For too long we have been dreaming a dream from which we are now waking up: the dream that if we just improve the socioeconomic situation of people, everything will be okay, people will become happy. The truth is that as the struggle for survival has subsided, the question has emerged: survival for what? Ever more people today have the means to live, but no meaning to live for.

To substantiate, he reports that a former assistant of his at Harvard University could show that “among graduates of that university who went on to lead quite successful, ostensibly happy lives, a huge percentage complained of a deep sense of futility, asking themselves what all their success had been for.” He then asks, “Does this not suggest that what today is so often referred as ‘mid-life crisis’ is basically a crisis of meaning?”

Thus many people do actually experience futility and meaninglessness. But Fox has wrongly assumed that every human being must have the same expectations. There are people, even if they are a minority in contemporary societies, who do not put their hopes in temporal things. Therefore they have different expectations. The reality that “all is futility” need not evoke in them the sense that everything is meaningless or absurd.

These are people who have intellectually as well as emotionally come to terms with the reality that all is vanity. They know and accept that when they die they cannot take with them anything from the fruit of their labors. So the most sensible thing to do is to enjoy what they have when they still have them. They recognize that it is meaningless to crave after the “good things” of this world. For they know this will cause them to pursue after them in such a way that they cannot enjoy what they already have, whether marriage, family, or even material luxuries. Thus they respond realistically to the reality that everything is futility.

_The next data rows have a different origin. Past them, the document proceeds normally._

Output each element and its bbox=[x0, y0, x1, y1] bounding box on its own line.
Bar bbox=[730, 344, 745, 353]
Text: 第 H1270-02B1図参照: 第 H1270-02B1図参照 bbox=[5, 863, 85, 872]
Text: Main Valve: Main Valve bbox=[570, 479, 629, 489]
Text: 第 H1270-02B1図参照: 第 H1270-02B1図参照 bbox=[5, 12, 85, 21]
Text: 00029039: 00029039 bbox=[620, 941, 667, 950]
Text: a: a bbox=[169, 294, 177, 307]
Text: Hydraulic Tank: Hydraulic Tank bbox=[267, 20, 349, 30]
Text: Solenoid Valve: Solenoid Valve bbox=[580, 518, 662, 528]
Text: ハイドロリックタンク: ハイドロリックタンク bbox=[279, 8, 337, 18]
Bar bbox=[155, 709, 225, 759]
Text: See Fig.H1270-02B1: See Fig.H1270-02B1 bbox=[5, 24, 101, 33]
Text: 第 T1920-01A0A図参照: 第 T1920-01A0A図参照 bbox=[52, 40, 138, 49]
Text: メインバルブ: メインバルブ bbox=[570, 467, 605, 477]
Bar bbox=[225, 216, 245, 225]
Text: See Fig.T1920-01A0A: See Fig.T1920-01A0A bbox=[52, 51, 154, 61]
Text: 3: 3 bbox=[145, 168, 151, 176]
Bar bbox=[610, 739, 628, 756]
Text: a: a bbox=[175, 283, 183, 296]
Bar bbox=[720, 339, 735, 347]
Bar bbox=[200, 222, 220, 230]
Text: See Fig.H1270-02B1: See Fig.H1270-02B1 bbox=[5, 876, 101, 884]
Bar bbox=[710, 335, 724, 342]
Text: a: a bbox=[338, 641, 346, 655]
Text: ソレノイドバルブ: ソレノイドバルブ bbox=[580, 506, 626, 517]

As we shall see, this is actually Qoheleth’s own response and is a central teaching of Ecclesiastes. So neither Ecclesiastes the book nor Qoheleth the author is being pessimistic just because many people react to the theme of the speech pessimistically. It is true that the rhetorical question in 1:3 comes with a somber tone. It can easily be misinterpreted as conveying pessimism. But it is no more pessimistic than the somber rhetorical question that Jesus Christ asked, “What profits a man to gain the whole world and forfeit his soul?” (Mark 8:36).

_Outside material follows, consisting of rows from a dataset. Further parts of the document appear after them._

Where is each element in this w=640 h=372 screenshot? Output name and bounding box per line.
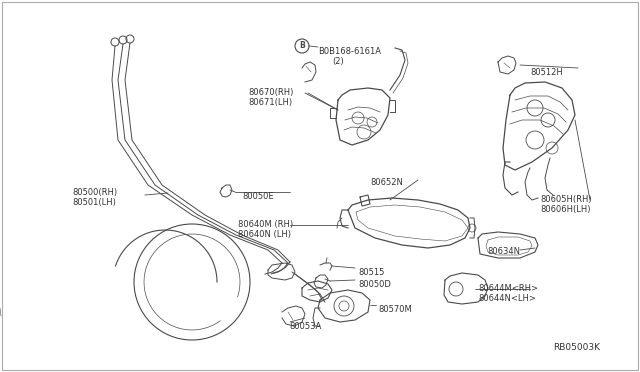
Text: 80050E: 80050E (242, 192, 274, 201)
Text: 80605H(RH): 80605H(RH) (540, 195, 591, 204)
Text: 80570M: 80570M (378, 305, 412, 314)
Text: 80501(LH): 80501(LH) (72, 198, 116, 207)
Text: 80500(RH): 80500(RH) (72, 188, 117, 197)
Text: 80644M<RH>: 80644M<RH> (478, 284, 538, 293)
Text: 80671(LH): 80671(LH) (248, 98, 292, 107)
Text: RB05003K: RB05003K (553, 343, 600, 352)
Text: 80053A: 80053A (289, 322, 321, 331)
Text: 80634N: 80634N (487, 247, 520, 256)
Text: 80652N: 80652N (370, 178, 403, 187)
Text: B0B168-6161A: B0B168-6161A (318, 47, 381, 56)
Text: 80606H(LH): 80606H(LH) (540, 205, 591, 214)
Text: 80512H: 80512H (530, 68, 563, 77)
Text: B: B (299, 42, 305, 51)
Text: 80644N<LH>: 80644N<LH> (478, 294, 536, 303)
Text: 80640N (LH): 80640N (LH) (238, 230, 291, 239)
Text: 80515: 80515 (358, 268, 385, 277)
Text: 80050D: 80050D (358, 280, 391, 289)
Text: (2): (2) (332, 57, 344, 66)
Text: 80670(RH): 80670(RH) (248, 88, 293, 97)
Text: 80640M (RH): 80640M (RH) (238, 220, 293, 229)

We can now conclude what “all is hebel (vanity)” means: In the light of death everything is transitory and is thus ultimately profitless and worthless even though items that come under this sweeping conclusion, such as wisdom and wealth, may have temporal profit and worth. This is realism and not pessimism. But to one who, for whatever reason, is not able or willing to come to terms with this reality, it is pessimism. But this is a listener’s response and not the speaker’s meaning. Since different listeners can respond differently to the speaker’s meaning any translation that reflects only one possible response is misleading. This includes, “everything is meaningless,” even though it strikes a responsive chord in the hearts of very many people today.

Distinguishing Qoheleth’s intended meaning and the listener’s individual response is crucial not only to the understanding of the theme but also the rest of the speech. But is it really possible to recover Qoheleth’s intended meaning? This present writer believes that at least some, if not most, readers of this exposition are able to follow his trend of thoughts. Otherwise, why bother to write at all? He is thus confident that those who can make coherent sense of his exposition do recover at least the essence of his own intended meaning. On this basis he is assuming that if we could make coherent sense of Qoheleth’s speech as a whole we would have recovered essentially not only the intended meaning of the speech, but also its persuasive force. After all, Qoheleth expects his audience to understand at least the essence of his speech and feel some of its persuasive force. For in 12:13 he summarily exhorts them to make a decision based on the speech.